AVS 62nd International Symposium & Exhibition
    Surface Science Thursday Sessions
       Session SS+AS+EM+EN-ThA

Paper SS+AS+EM+EN-ThA6
Probing 2-DEG at InN Surface by Electrolyte-Gated Raman Spectroscopy

Thursday, October 22, 2015, 4:00 pm, Room 113

Session: Atomistic Modeling of Surface Phenomena & Semiconductor Surfaces and Interfaces - II
Presenter: Tommaso Brazzini, Lawrence Berkeley Lab, University of California, Berkeley
Authors: E. Alarcon Llado, Ecole Polytechnique Fédérale de Lausanne (EPFL), Switzerland
T. Brazzini, Lawrence Berkeley Lab, University of California, Berkeley
J.W. Ager, Lawrence Berkeley National Laboratory (LBNL)
Correspondent: Click to Email
Indium nitride has attracted much attention as its narrow bandgap (~0.67eV) expands the range of the direct gaps of the group III-N alloys into the visible and near-IR and thus offers an outstanding potential for solar energy conversion and optoelectronic applications. However, experimental demonstration of high efficiency In-rich III-V pn rectification junctions has been hampered by the existence of an intrinsic interface electron accumulation layer, which seems to persist regardless of surface treatment. The large capacitance of the Helmholtz double layer that forms on a surface of an object in contact with an electrolyte allows the 2-DEG at the surface of InN to be tuned and even depleted. Using this effect, we demonstrated the first pn rectification behavior in InN.1

In addition, the 2-DEG accumulation layer affects not only the electrical properties, but also has brought many controversies in the interpretation of optical experiments. Raman spectroscopy probes not only the lattice dynamics in a crystal, but also the electronic structure and free carriers. In particular, the interaction between the free electrons at the surface and the longitudinal optical (LO) phonon in InN has been addressed by several studies. However some questions still remain.

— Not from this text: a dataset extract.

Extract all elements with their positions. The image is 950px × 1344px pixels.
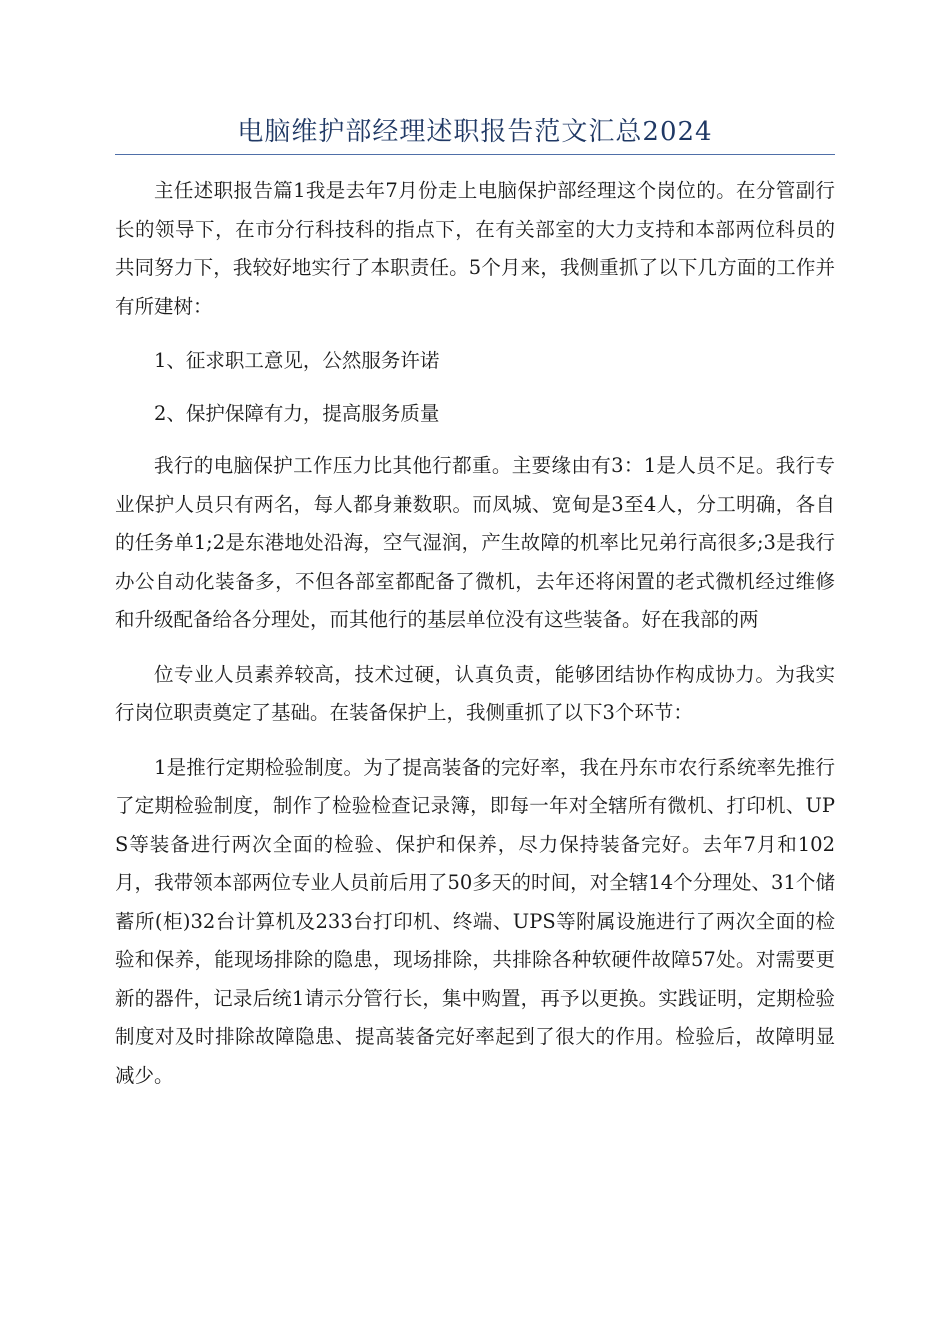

In this work, we present an in-situ micro-Raman study that confirms the presence of a surface related Raman mode in InN and shows its interaction with accumulated electrons at the surface. Electrolyte gated Raman spectroscopy (EGRS) on InN layers was performed in order to modulate and in-situ probe the surface electron accumulation region in InN. A reversible shift of the LO phonon with the applied gate potential is found (see figure 1). The peak position and shift depends on the probing light energy, however it is independent of bulk doping. We explain these findings by Martin’s double scattering mechanism and bandgap narrowing at the surface tuned by the gate voltage. InN nanocolumns were also investigated by EGRS. The LO mode lies at higher frequencies in all nanocolumn samples. This fact corroborates the nature of the scattering mechanism, which is strongly dependent on the surface orientation. In summary, our results clearly demonstrate the surface origin of this feature and allow the fundamental study and understanding of the electronic structure of InN.

1.Alarcón-Lladó, E. et al. PN junction rectification in electrolyte gated Mg-doped InN. Appl. Phys. Lett. 99, 102106 (2011).